During the goal-directed navigation in abstract spaces, we found that several brain regions, including the HIP, entorhinal cortex, OFC, and LOC, showed more accurate destination representations in the exploitation stage than the exploration stage (Fig. 4d). When subjects navigated to destinations of nearby locations, these brain regions displayed more similar activation patterns in the exploitation stage. The HIP and entorhinal cortex are well-established central regions for cognitive map-based navigation68,74,75. The OFC was also found representing the future goals during spatial navigation76, and cooperating with the HIP in forming cognitive maps73,77. The LOC was suggested as the region for representing object identity, encoding perceptual information of visual stimuli, and coding object interaction78,79,80. Though the LOC was not a typical brain region of cognitive map, previous studies also found that the LOC was essential in processing boundaries and navigational affordances81,82,83. These regions may be involved in encoding and representing spatial information, including the locations of destinations.

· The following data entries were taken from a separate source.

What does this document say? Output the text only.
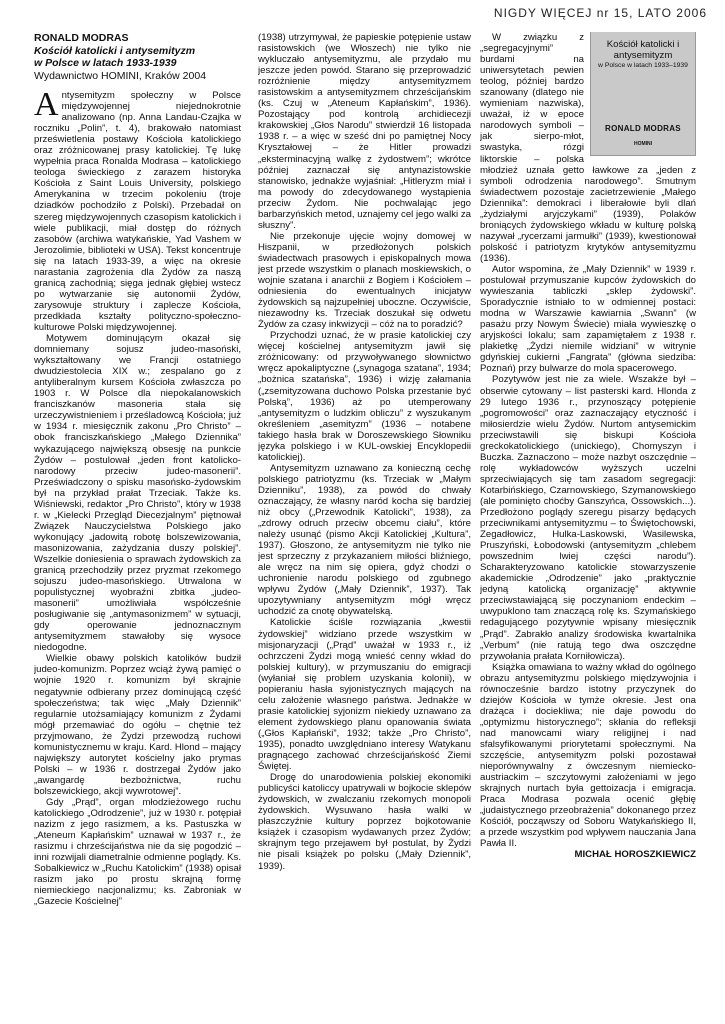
NIGDY WIĘCEJ nr 15, LATO 2006
RONALD MODRAS
Kościół katolicki i antysemityzm
w Polsce w latach 1933-1939
Wydawnictwo HOMINI, Kraków 2004

Antysemityzm społeczny w Polsce międzywojennej niejednokrotnie analizowano (np. Anna Landau-Czajka w roczniku „Polin”, t. 4), brakowało natomiast prześwietlenia postawy Kościoła katolickiego oraz zróżnicowanej prasy katolickiej. Tę lukę wypełnia praca Ronalda Modrasa – katolickiego teologa świeckiego z zarazem historyka Kościoła z Saint Louis University, polskiego Amerykanina w trzecim pokoleniu (troje dziadków pochodziło z Polski). Przebadał on szereg międzywojennych czasopism katolickich i wiele publikacji, miał dostęp do różnych zasobów (archiwa watykańskie, Yad Vashem w Jerozolimie, biblioteki w USA). Tekst koncentruje się na latach 1933-39, a więc na okresie narastania zagrożenia dla Żydów za naszą granicą zachodnią; sięga jednak głębiej wstecz po wytwarzanie się autonomii Żydów, zarysowuje struktury i zaplecze Kościoła, przedkłada kształty polityczno-społeczno-kulturowe Polski międzywojennej.

Motywem dominującym okazał się domniemany sojusz judeo-masoński, wykształtowany we Francji ostatniego dwudziestolecia XIX w.; zespalano go z antyliberalnym kursem Kościoła zwłaszcza po 1903 r. W Polsce dla niepokalanowskich franciszkanów masoneria stała się urzeczywistnieniem i prześladowcą Kościoła; już w 1934 r. miesięcznik zakonu „Pro Christo” – obok franciszkańskiego „Małego Dziennika” wykazującego największą obsesję na punkcie Żydów – postulował „jeden front katolicko-narodowy przeciw judeo-masonerii”. Przeświadczony o spisku masońsko-żydowskim był na przykład prałat Trzeciak. Także ks. Wiśniewski, redaktor „Pro Christo”, który w 1938 r. w „Kielecki Przegląd Diecezjalnym” piętnował Związek Nauczycielstwa Polskiego jako wykonujący „jadowitą robotę bolszewizowania, masonizowania, zażydzania duszy polskiej”. Wszelkie doniesienia o sprawach żydowskich za granicą przechodziły przez pryzmat rzekomego sojuszu judeo-masońskiego. Utrwalona w populistycznej wyobraźni zbitka „judeo-masonerii” umożliwiała współcześnie posługiwanie się „antymasonizmem” w sytuacji, gdy operowanie jednoznacznym antysemityzmem stawałoby się wysoce niedogodne.

Wielkie obawy polskich katolików budził judeo-komunizm. Poprzez wciąż żywą pamięć o wojnie 1920 r. komunizm był skrajnie negatywnie odbierany przez dominującą część społeczeństwa; tak więc „Mały Dziennik” regularnie utożsamiający komunizm z Żydami mógł przemawiać do ogółu – chętnie też przyjmowano, że Żydzi przewodzą ruchowi komunistycznemu w kraju. Kard. Hlond – mający największy autorytet kościelny jako prymas Polski – w 1936 r. dostrzegał Żydów jako „awangardę bezbożnictwa, ruchu bolszewickiego, akcji wywrotowej”.

Gdy „Prąd”, organ młodzieżowego ruchu katolickiego „Odrodzenie”, już w 1930 r. potępiał nazizm z jego rasizmem, a ks. Pastuszka w „Ateneum Kapłańskim” uznawał w 1937 r., że rasizmu i chrześcijaństwa nie da się pogodzić – inni rozwijali diametralnie odmienne poglądy. Ks. Sobalkiewicz w „Ruchu Katolickim” (1938) opisał rasizm jako po prostu skrajną formę niemieckiego nacjonalizmu; ks. Zabroniak w „Gazecie Kościelnej”

(1938) utrzymywał, że papieskie potępienie ustaw rasistowskich (we Włoszech) nie tylko nie wykluczało antysemityzmu, ale przydało mu jeszcze jeden powód. Starano się przeprowadzić rozróżnienie między antysemityzmem rasistowskim a antysemityzmem chrześcijańskim (ks. Czuj w „Ateneum Kapłańskim”, 1936). Pozostający pod kontrolą archidiecezji krakowskiej „Głos Narodu” stwierdził 16 listopada 1938 r. – a więc w sześć dni po pamiętnej Nocy Kryształowej – że Hitler prowadzi „eksterminacyjną walkę z żydostwem”; wkrótce później zaznaczał się antynazistowskie stanowisko, jednakże wyjaśniał: „Hitleryzm miał i ma powody do zdecydowanego wystąpienia przeciw Żydom. Nie pochwalając jego barbarzyńskich metod, uznajemy cel jego walki za słuszny”.

Nie przekonuje ujęcie wojny domowej w Hiszpanii, w przedłożonych polskich świadectwach prasowych i episkopalnych mowa jest przede wszystkim o planach moskiewskich, o wojnie szatana i anarchii z Bogiem i Kościołem – odniesienia do ewentualnych inicjatyw żydowskich są najzupełniej uboczne. Oczywiście, niezawodny ks. Trzeciak doszukał się odwetu Żydów za czasy inkwizycji – cóż na to poradzić?

Przychodzi uznać, że w prasie katolickiej czy więcej kościelnej antysemityzm jawił się zróżnicowany: od przywoływanego słownictwo wręcz apokaliptyczne („synagoga szatana”, 1934; „bożnica szatańska”, 1936) i wizję załamania („zsemityzowana duchowo Polska przestanie być Polską”, 1936) aż po utemperowany „antysemityzm o ludzkim obliczu” z wyszukanym określeniem „asemityzm” (1936 – notabene takiego hasła brak w Doroszewskiego Słowniku języka polskiego i w KUL-owskiej Encyklopedii katolickiej).

Antysemityzm uznawano za konieczną cechę polskiego patriotyzmu (ks. Trzeciak w „Małym Dzienniku”, 1938), za powód do chwały oznaczający, że własny naród kocha się bardziej niż obcy („Przewodnik Katolicki”, 1938), za „zdrowy odruch przeciw obcemu ciału”, które należy usunąć (pismo Akcji Katolickiej „Kultura”, 1937). Głoszono, że antysemityzm nie tylko nie jest sprzeczny z przykazaniem miłości bliźniego, ale wręcz na nim się opiera, gdyż chodzi o uchronienie narodu polskiego od zgubnego wpływu Żydów („Mały Dziennik”, 1937). Tak upozytywniany antysemityzm mógł wręcz uchodzić za cnotę obywatelską.

Katolickie ściśle rozwiązania „kwestii żydowskiej” widziano przede wszystkim w misjonaryzacji („Prąd” uważał w 1933 r., iż ochrzczeni Żydzi mogą wnieść cenny wkład do polskiej kultury), w przymuszaniu do emigracji (wyłaniał się problem uzyskania kolonii), w popieraniu hasła syjonistycznych mających na celu założenie własnego państwa. Jednakże w prasie katolickiej syjonizm niekiedy uznawano za element żydowskiego planu opanowania świata („Głos Kapłański”, 1932; także „Pro Christo”, 1935), ponadto uwzględniano interesy Watykanu pragnącego zachować chrześcijańskość Ziemi Świętej.

Drogę do unarodowienia polskiej ekonomiki publicyści katoliccy upatrywali w bojkocie sklepów żydowskich, w zwalczaniu rzekomych monopoli żydowskich. Wysuwano hasła walki w płaszczyźnie kultury poprzez bojkotowanie książek i czasopism wydawanych przez Żydów; skrajnym tego przejawem był postulat, by Żydzi nie pisali książek po polsku („Mały Dziennik”, 1939).

Kościół katolicki i antysemityzm
w Polsce w latach 1933–1939
RONALD MODRAS
HOMINI

W związku z „segregacyjnymi” burdami na uniwersytetach pewien teolog, później bardzo szanowany (dlatego nie wymieniam nazwiska), uważał, iż w epoce narodowych symboli – jak sierpo-młot, swastyka, rózgi liktorskie – polska młodzież uznała getto ławkowe za „jeden z symboli odrodzenia narodowego”. Smutnym świadectwem pozostaje zacietrzewienie „Małego Dziennika”: demokraci i liberałowie byli dlań „żydziałymi aryjczykami” (1939), Polaków broniących żydowskiego wkładu w kulturę polską nazywał „rycerzami jarmułki” (1939), kwestionował polskość i patriotyzm krytyków antysemityzmu (1936).

Autor wspomina, że „Mały Dziennik” w 1939 r. postulował przymuszanie kupców żydowskich do wywieszania tabliczki „sklep żydowski”. Sporadycznie istniało to w odmiennej postaci: modna w Warszawie kawiarnia „Swann” (w pasażu przy Nowym Świecie) miała wywieszkę o aryjskości lokalu; sam zapamiętałem z 1938 r. plakietkę „Żydzi niemile widziani” w witrynie gdyńskiej cukierni „Fangrata” (główna siedziba: Poznań) przy bulwarze do mola spacerowego.

Pozytywów jest nie za wiele. Wszakże był – obserwie cytowany – list pasterski kard. Hlonda z 29 lutego 1936 r., przynoszący potępienie „pogromowości” oraz zaznaczający etyczność i miłosierdzie wielu Żydów. Nurtom antysemickim przeciwstawili się biskupi Kościoła greckokatolickiego (unickiego), Chomyszyn i Buczka. Zaznaczono – może nazbyt oszczędnie – rolę wykładowców wyższych uczelni sprzeciwiających się tam zasadom segregacji: Kotarbińskiego, Czarnowskiego, Szymanowskiego (ale pominięto choćby Ganszyńca, Ossowskich...). Przedłożono poglądy szeregu pisarzy będących przeciwnikami antysemityzmu – to Świętochowski, Zegadłowicz, Hulka-Laskowski, Wasilewska, Pruszyński, Łobodowski (antysemityzm „chlebem powszednim lwiej części narodu”). Scharakteryzowano katolickie stowarzyszenie akademickie „Odrodzenie” jako „praktycznie jedyną katolicką organizację” aktywnie przeciwstawiającą się poczynaniom endeckim – uwypuklono tam znaczącą rolę ks. Szymańskiego redagującego pozytywnie wpisany miesięcznik „Prąd”. Zabrakło analizy środowiska kwartalnika „Verbum” (nie ratują tego dwa oszczędne przywołania prałata Korniłowicza).

Książka omawiana to ważny wkład do ogólnego obrazu antysemityzmu polskiego międzywojnia i równocześnie bardzo istotny przyczynek do dziejów Kościoła w tymże okresie. Jest ona drażąca i dociekliwa; nie daje powodu do „optymizmu historycznego”; skłania do refleksji nad manowcami wiary religijnej i nad sfalsyfikowanymi priorytetami społecznymi. Na szczęście, antysemityzm polski pozostawał nieporównywalny z ówczesnym niemiecko-austriackim – szczytowymi założeniami w jego skrajnych nurtach była gettoizacja i emigracja. Praca Modrasa pozwala ocenić głębię „judaistycznego przeobrażenia” dokonanego przez Kościół, począwszy od Soboru Watykańskiego II, a przede wszystkim pod wpływem nauczania Jana Pawła II.

MICHAŁ HOROSZKIEWICZ
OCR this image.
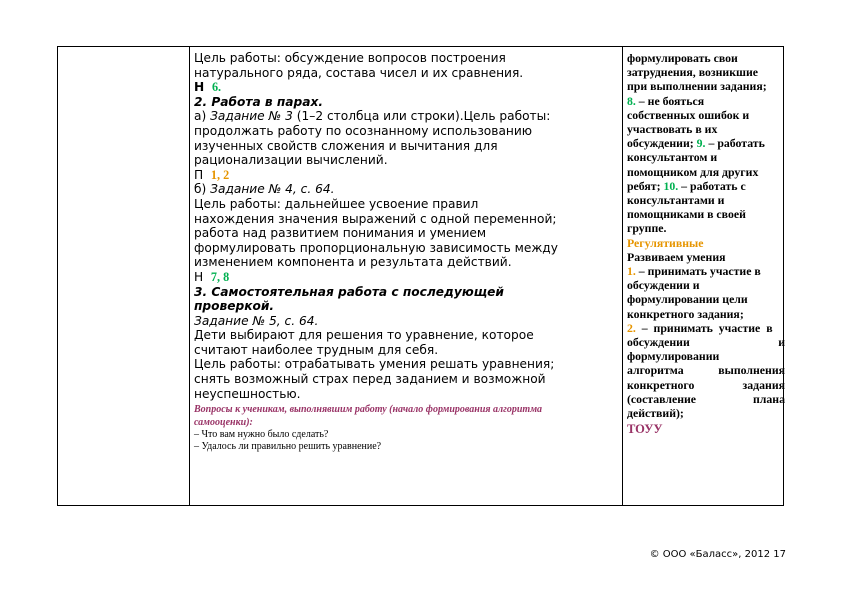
Цель работы: обсуждение вопросов построения
натурального ряда, состава чисел и их сравнения.
Н 6.
2. Работа в парах.
а) Задание № 3 (1–2 столбца или строки).Цель работы:
продолжать работу по осознанному использованию
изученных свойств сложения и вычитания для
рационализации вычислений.
П 1, 2
б) Задание № 4, с. 64.
Цель работы: дальнейшее усвоение правил
нахождения значения выражений с одной переменной;
работа над развитием понимания и умением
формулировать пропорциональную зависимость между
изменением компонента и результата действий.
Н 7, 8
3. Самостоятельная работа с последующей
проверкой.
Задание № 5, с. 64.
Дети выбирают для решения то уравнение, которое
считают наиболее трудным для себя.
Цель работы: отрабатывать умения решать уравнения;
снять возможный страх перед заданием и возможной
неуспешностью.
Вопросы к ученикам, выполнявшим работу (начало формирования алгоритма
самооценки):
– Что вам нужно было сделать?
– Удалось ли правильно решить уравнение?
формулировать свои
затруднения, возникшие
при выполнении задания;
8. – не бояться
собственных ошибок и
участвовать в их
обсуждении; 9. – работать
консультантом и
помощником для других
ребят; 10. – работать с
консультантами и
помощниками в своей
группе.
Регулятивные
Развиваем умения
1. – принимать участие в
обсуждении и
формулировании цели
конкретного задания;
2.  –  принимать  участие  в
обсуждении	и
формулировании
алгоритма	выполнения
конкретного	задания
(составление	плана
действий);
ТОУУ
© ООО «Баласс», 2012 17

The following limitations of the current study should be addressed. First, the abstract spaces used in the current study were constructed artificially, so they may not fully reflect the complex concepts in the real world. We took measures to encourage the subjects integrating different dimensional information during making decisions. Nevertheless, we cannot rule out the possibility that the subjects may consider the information of different dimensions separately. Second, the BOLD signal in the brain regions (HIP, EC, and OFC) that we primarily focused on is sensitive to the fMRI settings, such as hardware, multi-band acceleration factors of the gradient-echo EPI sequence, BOLD sensitivity related to slice orientation and susceptibility effect, and the resolution of the fMRI84,85,86,87,88,89.

The current study revealed the behavioral and neural patterns during learning in abstract spaces. We found that the subjects showed better behavioral performance as they progressed through the navigation process in multidimensional abstract spaces, indicating a potential refinement of the internal representation of the abstract spaces. A brain network including the hippocampus, lateral prefrontal cortex, and visual cortex showed stronger activation in exploration than exploitation, and the activation of these regions were positively associative with response accuracy. Another brain network including the medial prefrontal cortex, orbitofrontal cortex, and retrosplenial cortex showed stronger activation in exploitation than exploration, and the activation of these regions were negatively associative with response accuracy. The hippocampus, entorhinal cortex, and orbitofrontal cortex showed more accurate representation to the navigational destinations with the learning in the abstract spaces. These findings may help understanding how our brain encode the encountered environments or problems.